Как же поступил Николай с Бакуниным, который призывал поляков к восстанию против России и всячески клеветал на него на революционных митингах и в европейской прессе? За одни только призывы к восстанию поляков против России, на основании существовавших законов Николай I мог предать Бакунина полевому суду, который так же как и европейские суды приговорил, бы Бакунина к смертной казни. Дадим сначала слово Г.
Адамовичу уличающего Г. Гуля в беспардонном вранье по адресу Николая I.
«В «Скифе в Европе», — пишет Г. Адамович, — Николай — человек взбалмошный, гневливый, ограниченный, словом самодур и «прапорщик» до мозга костей. Но под конец повествования, там, где факты говорят сами за себя, возникает некоторое психологическое противоречие: в соответствии с тем представлении о царе, которое складывается при чтении первых трех четвертей книги, Николай должен бы доставленного в Россию Бакунина немедленно повесить. Но царь, — правда, заключив «мерзавца» в крепость, — предложил ему написать свою «исповедь», а прочтя написанное, сказал: «он умный и хороший малый». Об этом рассказано в «Былое и Думы» у Герцена так же, как теперь у Гуля. Получается явная неувязка. Кое в чем Гуль с Герценом расходятся.» Расхождение же заключается в том, что Гуль врет дольше даже, чем Герцен. «Никогда специально Бакуниным не занимавшись, — пишет Адамович, — я не берусь судить на чьей стороне историческая правда. По Гулю, разъяренный царь потребовал сначала от саксонского, а затем от австрийского правительства выдачи государственного преступника. На докладах о Бакунине Николай будто бы кричал: «Достану и заграницей, не допуская и мысли, чтобы кто-нибудь осмелился его ослушаться. А Герцен пишет: «Австрия предложила России выдать Бакунина. Николаю вовсе не нужно было его, но отказаться он не имел сил».
Адамович цитирует Герцена не точно.
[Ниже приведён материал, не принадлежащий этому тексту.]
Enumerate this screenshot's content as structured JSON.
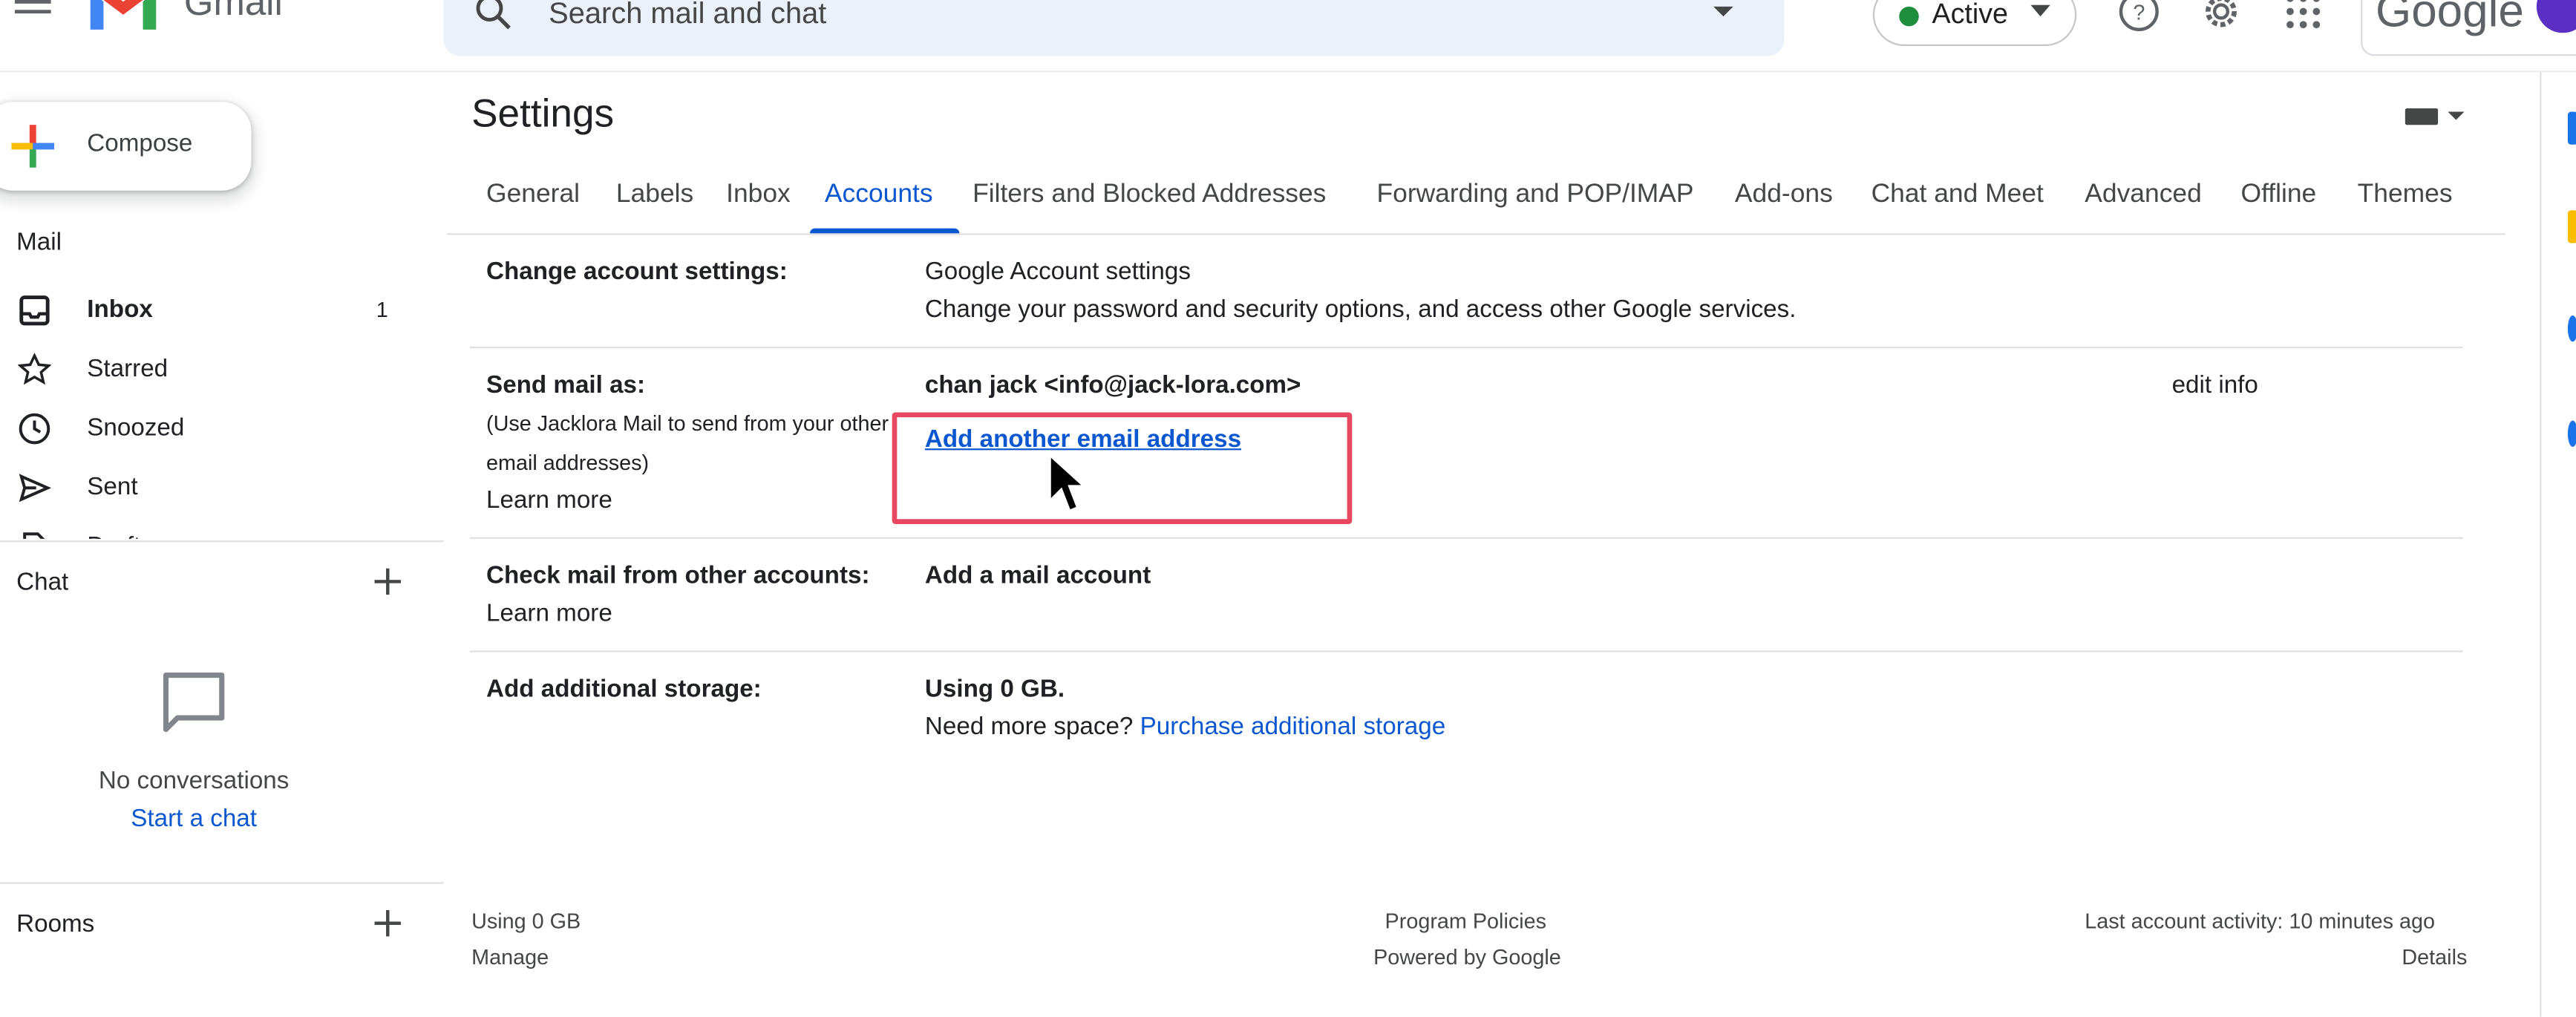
{
  "header": {
    "app_name": "Gmail",
    "search_placeholder": "Search mail and chat",
    "status": "Active",
    "status_color": "#1e8e3e",
    "brand_word": "Google",
    "icons": [
      "menu-icon",
      "search-icon",
      "help-icon",
      "settings-gear-icon",
      "apps-grid-icon"
    ]
  },
  "nav": {
    "compose_label": "Compose",
    "mail_section": "Mail",
    "items": [
      {
        "label": "Inbox",
        "count": "1",
        "icon": "inbox-icon"
      },
      {
        "label": "Starred",
        "icon": "star-icon"
      },
      {
        "label": "Snoozed",
        "icon": "clock-icon"
      },
      {
        "label": "Sent",
        "icon": "send-icon"
      },
      {
        "label": "Drafts",
        "icon": "draft-icon"
      }
    ],
    "chat_section": "Chat",
    "chat_empty_text": "No conversations",
    "start_chat_link": "Start a chat",
    "rooms_section": "Rooms"
  },
  "settings": {
    "title": "Settings",
    "tabs": [
      "General",
      "Labels",
      "Inbox",
      "Accounts",
      "Filters and Blocked Addresses",
      "Forwarding and POP/IMAP",
      "Add-ons",
      "Chat and Meet",
      "Advanced",
      "Offline",
      "Themes"
    ],
    "active_tab": "Accounts",
    "accent_color": "#0b57d0",
    "rows": {
      "change_account": {
        "label": "Change account settings:",
        "link": "Google Account settings",
        "description": "Change your password and security options, and access other Google services."
      },
      "send_mail_as": {
        "label": "Send mail as:",
        "note": "(Use Jacklora Mail to send from your other email addresses)",
        "learn_more": "Learn more",
        "address": "chan jack <info@jack-lora.com>",
        "edit_info": "edit info",
        "add_address": "Add another email address"
      },
      "check_mail": {
        "label": "Check mail from other accounts:",
        "learn_more": "Learn more",
        "add_account": "Add a mail account"
      },
      "storage": {
        "label": "Add additional storage:",
        "usage": "Using 0 GB.",
        "need_more": "Need more space?",
        "purchase_link": "Purchase additional storage"
      }
    },
    "highlight_color": "#e8485f"
  },
  "footer": {
    "usage": "Using 0 GB",
    "manage": "Manage",
    "program_policies": "Program Policies",
    "powered_by": "Powered by Google",
    "last_activity": "Last account activity: 10 minutes ago",
    "details": "Details"
  }
}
На самом деле Герцен пишет: «В Ольмюце Бакунина приковали к стене и в этом положении он пробыл полгода. Австрии, наконец, наскучило даром кормить чужого преступника; она предложила России его выдать; Николаю вовсе не нужно было Бакунина, но отказаться он не имел сил». «Бакунин написал журнальный leading article.
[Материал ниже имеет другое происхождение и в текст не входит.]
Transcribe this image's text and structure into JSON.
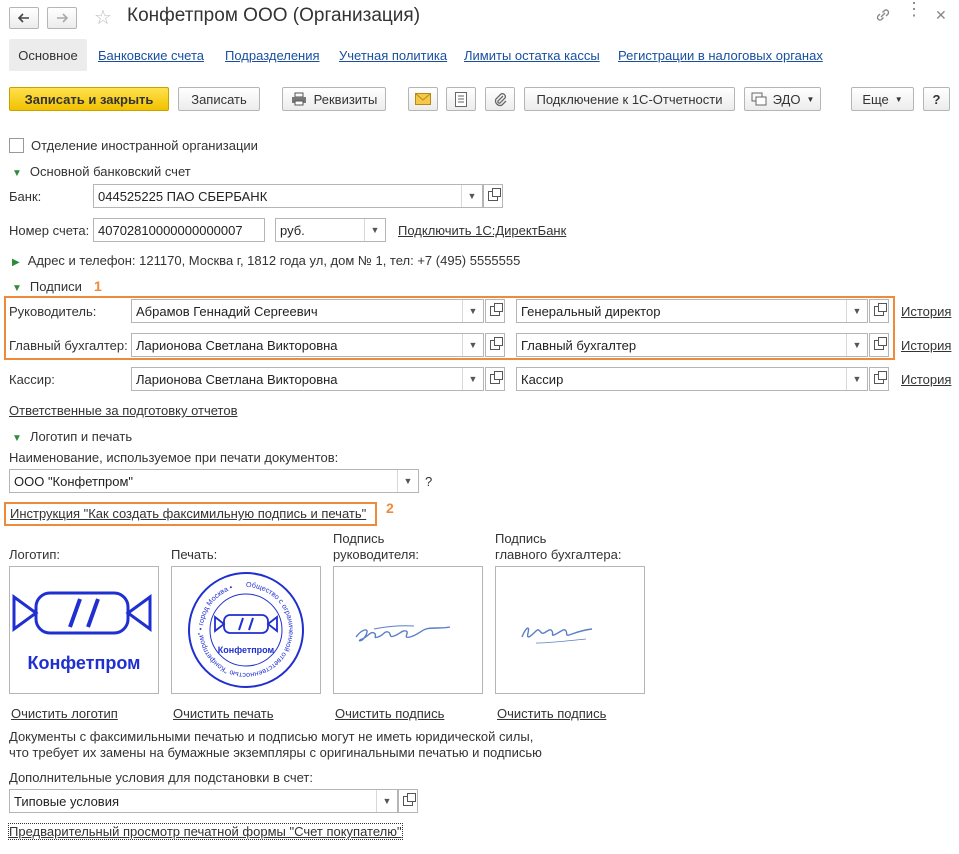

Николай и этим был доволен. «Он — умный и хороший малый, но опасный человек, его надобно держать взаперти». И три целых года после этого высочайшего одобрения Бакунин был схоронен в Алексеевском равелине».
Оказавшись в Петропавловской крепости Бакунин стал действовать по «Катехизису революционера» — то есть постарался обмануть царя видимостью раскаяния. Писал Николаю заискивающие, подхалимские письма, которые подписывал: «молящий преступник Михаил Бакунин» или «Потеряв право назвать себя верноподданным Вашего Императорского Величества, подписываюсь от искреннего сердца кающийся грешник Михаил Бакунин».
Письма к Николаю и написанная им «Исповедь» написаны в таком униженно-пресмыкательском тоне, что их противно читать. Ни в чем Бакунин, конечно не раскаивался и не собирался раскаиваться: он просто старался добиться разных поблажек. Александр II выпустил Бакунина из крепости взяв с него честное слово, что он не будет заниматься больше революционной деятельностью. Бакунин, конечно, обманул его. Бакунин бежал из Сибири в Америку, откуда снова приехал в Европу. Пытался принять участие в польском восстании 1863 года, принял участие в организации Первого Интернационала, принимал участие в восстаниях в Болонье и Лионе.
X
Третий основоположник Ордена Русской Интеллигенции В. Белинский, который по оценке Герцена был «самая революционная натура николаевской России» и самым бешеным фанатиком, вообще ни разу даже не был арестован. «Я начинаю любить человечество по-маратовски, — признался однажды Белинский, — чтобы сделать счастливою малейшую часть его, я, кажется, огнем и мечем истребил бы остальную». «Уж у Белинского, — писал Н. Бердяев в статье «Кошмар злого добра», — в последний его период можно найти оправдание «чекизма». «Он уже утверждал большевистскую мораль, — пишет Бердяев в «Русской идее».
И вот такие озверелые фанатики как Герцен, Бакунин, Белинский имели наглость изображать Николая I жесточайшим тираном. Если в чем и приходится обвинять Николая I то не в жестокости, а в излишней мягкости к своим политическим врагам, которые были в тоже время злейшими врагами России. Приходится жалеть, что Николай не запер Герцена, Бакунина и Белинского в самом же начале их преступной деятельности по созданию Ордена Русской Интеллигенции, в пустовавшие казематы Петропавловской крепости.